The initial plans for the Rising provided for the Volunteers to hold
Cork in the South, the Kerry Volunteers to join with their colleagues in
Limerick while Volunteers in Clare and Galway were to hold the line of the
Shannon to Athlone. The failure to land
arms from the Aud and the capture of Roger Casement led to Eoin MacNeill’s order
cancelling the planned manoeuvres. This
resulted in confusion and the subsequent failure of many country based Volunteers
to come out as originally planned.
That there was any rebel activity outside of Dublin during Easter
Week 1916 was proof of the determination and courage of those involved. In the area of Athy and South Kildare, the
Irish Volunteers having broken away from Redmond’s National Volunteers were not
particularly strong or active. It was
only after the execution of the 1916 leaders that the separatist movement
gained strength in Athy. Before then,
however, the Irish Republican
Brotherhood had gained a foothold in neighbouring County Laois due to the
active involvement of Patrick Ramsbottom. He was elected Captain of the
Portlaoise Company of the Irish Volunteers in October 1914 after he returned to
his native County following a period in Dublin.

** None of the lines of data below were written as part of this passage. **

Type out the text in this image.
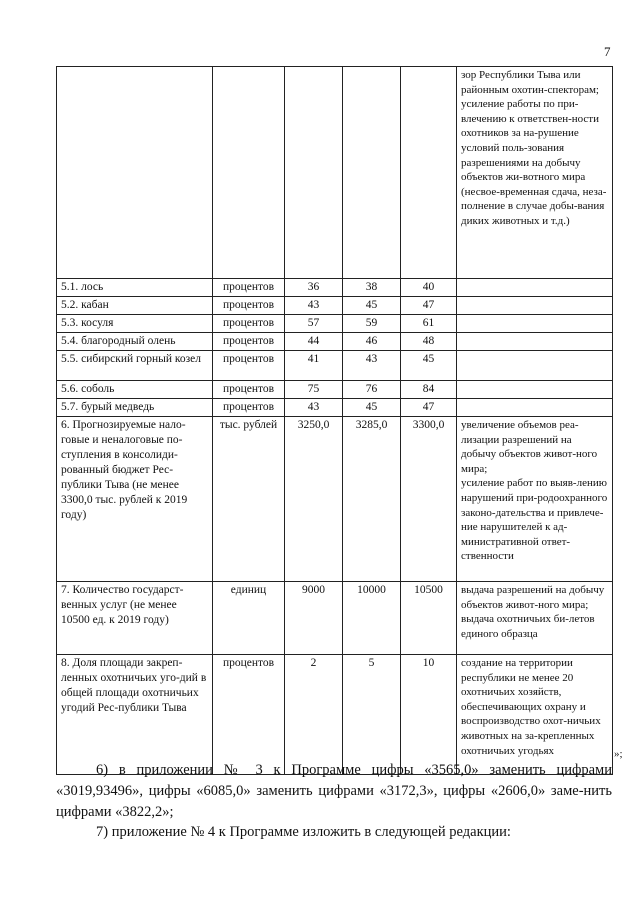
7
					зор Республики Тыва или районным охотин-спекторам;
усиление работы по при-влечению к ответствен-ности охотников за на-рушение условий поль-зования разрешениями на добычу объектов жи-вотного мира (несвое-временная сдача, неза-полнение в случае добы-вания диких животных и т.д.)
5.1. лось	процентов	36	38	40	
5.2. кабан	процентов	43	45	47	
5.3. косуля	процентов	57	59	61	
5.4. благородный олень	процентов	44	46	48	
5.5. сибирский горный козел	процентов	41	43	45	
5.6. соболь	процентов	75	76	84	
5.7. бурый медведь	процентов	43	45	47	
6. Прогнозируемые нало-говые и неналоговые по-ступления в консолиди-рованный бюджет Рес-публики Тыва (не менее 3300,0 тыс. рублей к 2019 году)	тыс. рублей	3250,0	3285,0	3300,0	увеличение объемов реа-лизации разрешений на добычу объектов живот-ного мира;
усиление работ по выяв-лению нарушений при-родоохранного законо-дательства и привлече-ние нарушителей к ад-министративной ответ-ственности
7. Количество государст-венных услуг (не менее 10500 ед. к 2019 году)	единиц	9000	10000	10500	выдача разрешений на добычу объектов живот-ного мира;
выдача охотничьих би-летов единого образца
8. Доля площади закреп-ленных охотничьих уго-дий в общей площади охотничьих угодий Рес-публики Тыва	процентов	2	5	10	создание на территории республики не менее 20 охотничьих хозяйств, обеспечивающих охрану и воспроизводство охот-ничьих животных на за-крепленных охотничьих угодьях	»;
6) в приложении № 3 к Программе цифры «3565,0» заменить цифрами «3019,93496», цифры «6085,0» заменить цифрами «3172,3», цифры «2606,0» заме-нить цифрами «3822,2»;
7) приложение № 4 к Программе изложить в следующей редакции:
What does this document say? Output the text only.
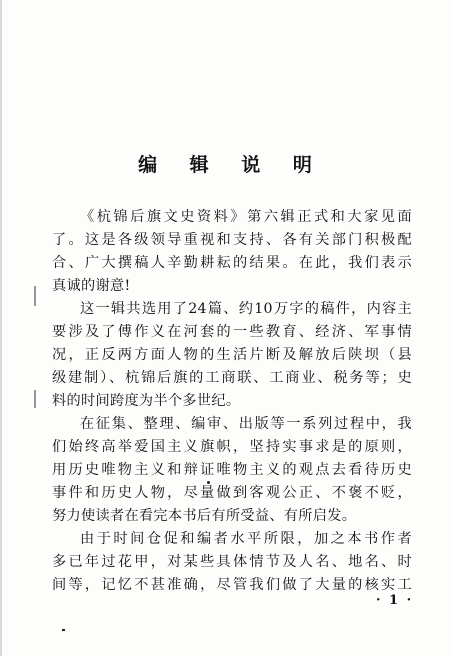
编 辑 说 明
《杭锦后旗文史资料》第六辑正式和大家见面
了。这是各级领导重视和支持、各有关部门积极配
合、广大撰稿人辛勤耕耘的结果。在此，我们表示
真诚的谢意!
这一辑共选用了24篇、约10万字的稿件，内容主
要涉及了傅作义在河套的一些教育、经济、军事情
况，正反两方面人物的生活片断及解放后陕坝（县
级建制）、杭锦后旗的工商联、工商业、税务等；史
料的时间跨度为半个多世纪。
在征集、整理、编审、出版等一系列过程中，我
们始终高举爱国主义旗帜，坚持实事求是的原则，
用历史唯物主义和辩证唯物主义的观点去看待历史
事件和历史人物，尽量做到客观公正、不褒不贬，
努力使读者在看完本书后有所受益、有所启发。
由于时间仓促和编者水平所限，加之本书作者
多已年过花甲，对某些具体情节及人名、地名、时
间等，记忆不甚准确，尽管我们做了大量的核实工
· 1 ·
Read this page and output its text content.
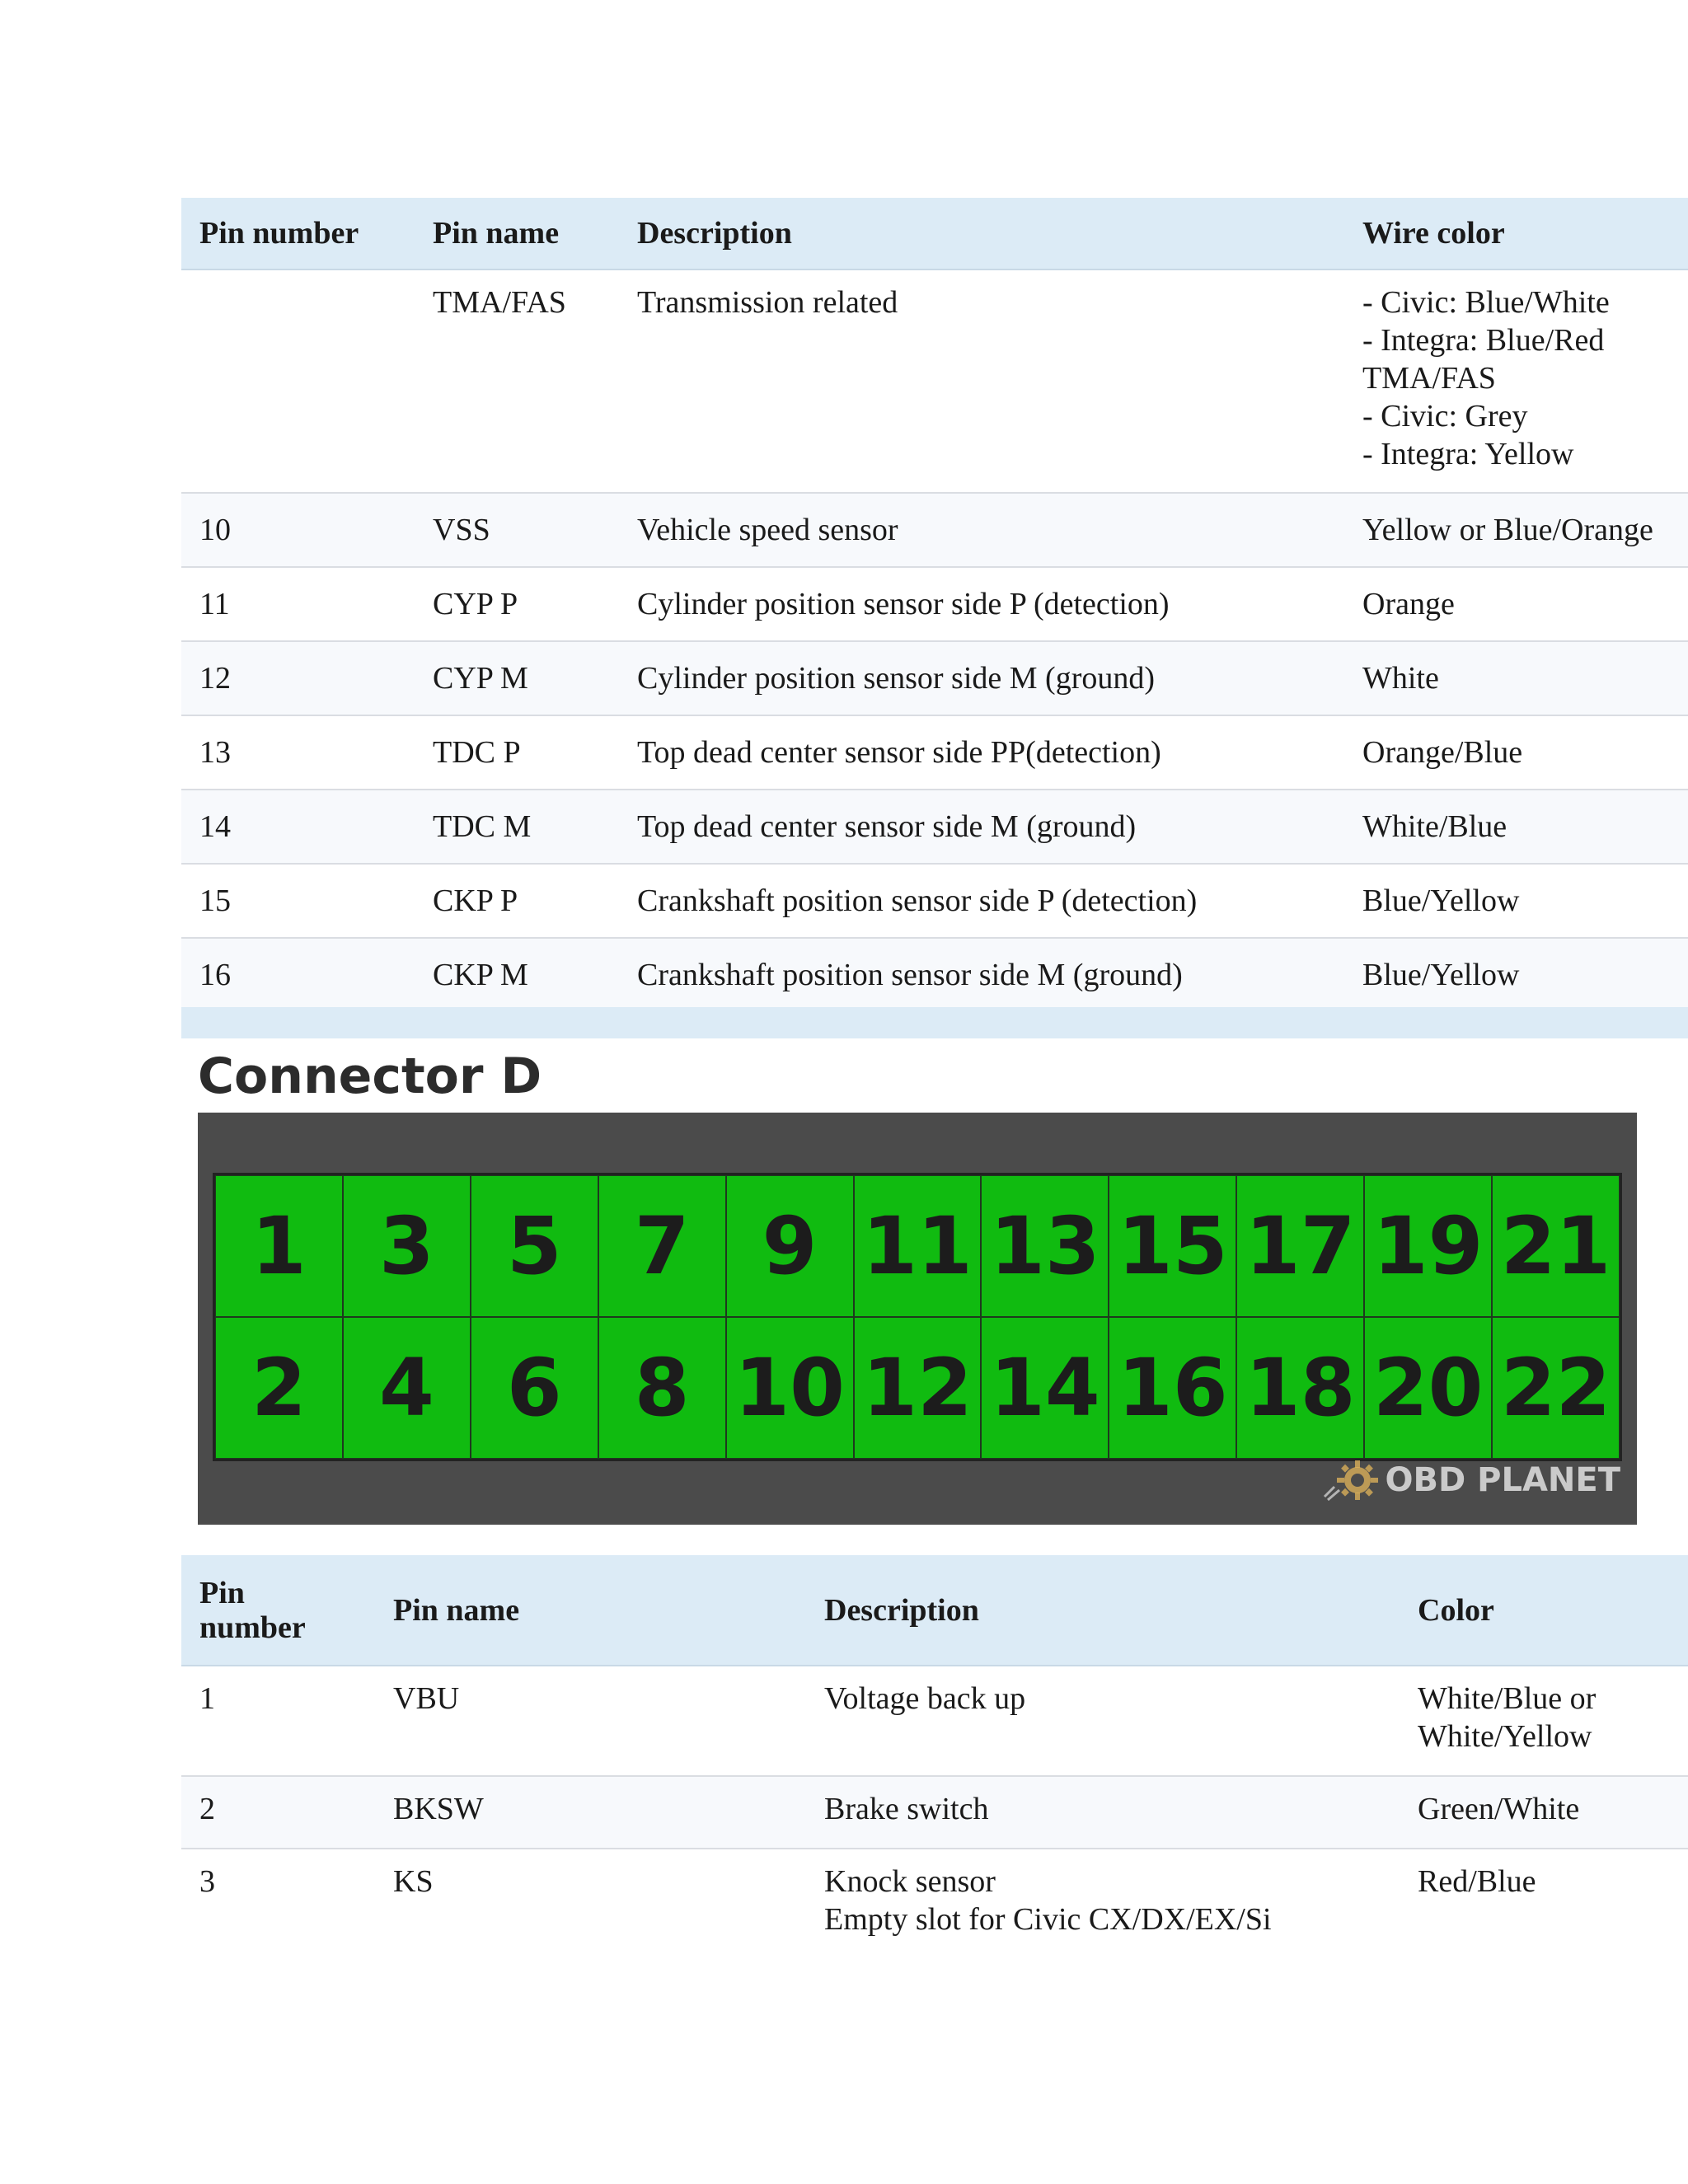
Pin number	Pin name	Description	Wire color
	TMA/FAS	Transmission related	- Civic: Blue/White
- Integra: Blue/Red
TMA/FAS
- Civic: Grey
- Integra: Yellow
10	VSS	Vehicle speed sensor	Yellow or Blue/Orange
11	CYP P	Cylinder position sensor side P (detection)	Orange
12	CYP M	Cylinder position sensor side M (ground)	White
13	TDC P	Top dead center sensor side PP(detection)	Orange/Blue
14	TDC M	Top dead center sensor side M (ground)	White/Blue
15	CKP P	Crankshaft position sensor side P (detection)	Blue/Yellow
16	CKP M	Crankshaft position sensor side M (ground)	Blue/Yellow
Connector D
1 3 5 7 9 11 13 15 17 19 21
2 4 6 8 10 12 14 16 18 20 22
OBD PLANET
Pin
number	Pin name	Description	Color
1	VBU	Voltage back up	White/Blue or
White/Yellow
2	BKSW	Brake switch	Green/White
3	KS	Knock sensor
Empty slot for Civic CX/DX/EX/Si	Red/Blue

While in Dublin he had contact with Tom Clarke. Ramsbottom formed an I.R.B. circle in
Portlaoise whose members effectively controlled the Irish Volunteers in that
town.
Eamon Fleming from the Swan was an I.R.B. member based in Dublin and
he acted as a link person with the
I.R.B. circle in Portlaoise. He brought
instructions from Padraig Pease to start the Rising in County Laois on Easter
Sunday. The Laois Volunteers were instructed to destroy railway lines to
prevent British troops coming from Waterford and Rosslare. The Waterford Dublin
Railway line near Athy was to be destroyed as well as the Abbeyleix Portlaoise line
at Colt Wood.
Eamon Fleming, Michael Gray and Michael Walsh, the last two from
Portlaoise met near Athy at 7 p.m. on Easter Sunday. They proceeded to cut down a telegraph pole
and placed it across the railway line.
In the meantime, Volunteers led by Patrick Ramsbottom uprooted the railway
line at Colt Wood and while doing so Ramsbottom fired three shots at a railway
employee who happened to come across the saboteurs. These may have been the first shots fired in
the Easter rising of 1916. The small group
who came to Athy slept in a schoolhouse on Easter Sunday night and on the
following morning made their way to Brady’s farm at Lalor’s Mills where they
joined Patrick Ramsbottom’s group.
The Nationalist
and Leinster Times carried the following Report on 29th April 1916.
“On Easter Sunday
night a farmer named Nolan who lived at Ardreigh, Athy when walking along the
railway line there discovered that a telegraph pole had been cut down and
placed across the rails. He removed the
obstruction and proceeded to a signal house where he reported the matter. The outage must have been perpetrated between
8.00 and 9.30 as about the former hour the line was clear a train having
passed. At the time of the discovery a
train was almost due.”
Patrick Ramsbottom, who was the main organiser of the Volunteers in
Portlaoise prior to the Rising, was subsequently imprisoned in Ballykinlar Internment Camp.
He later joined the Gardai and on retiring in 1953 joined Department of
Education. He died in April 1965. He was
one of the many unsung heroes of the 1916 Rising.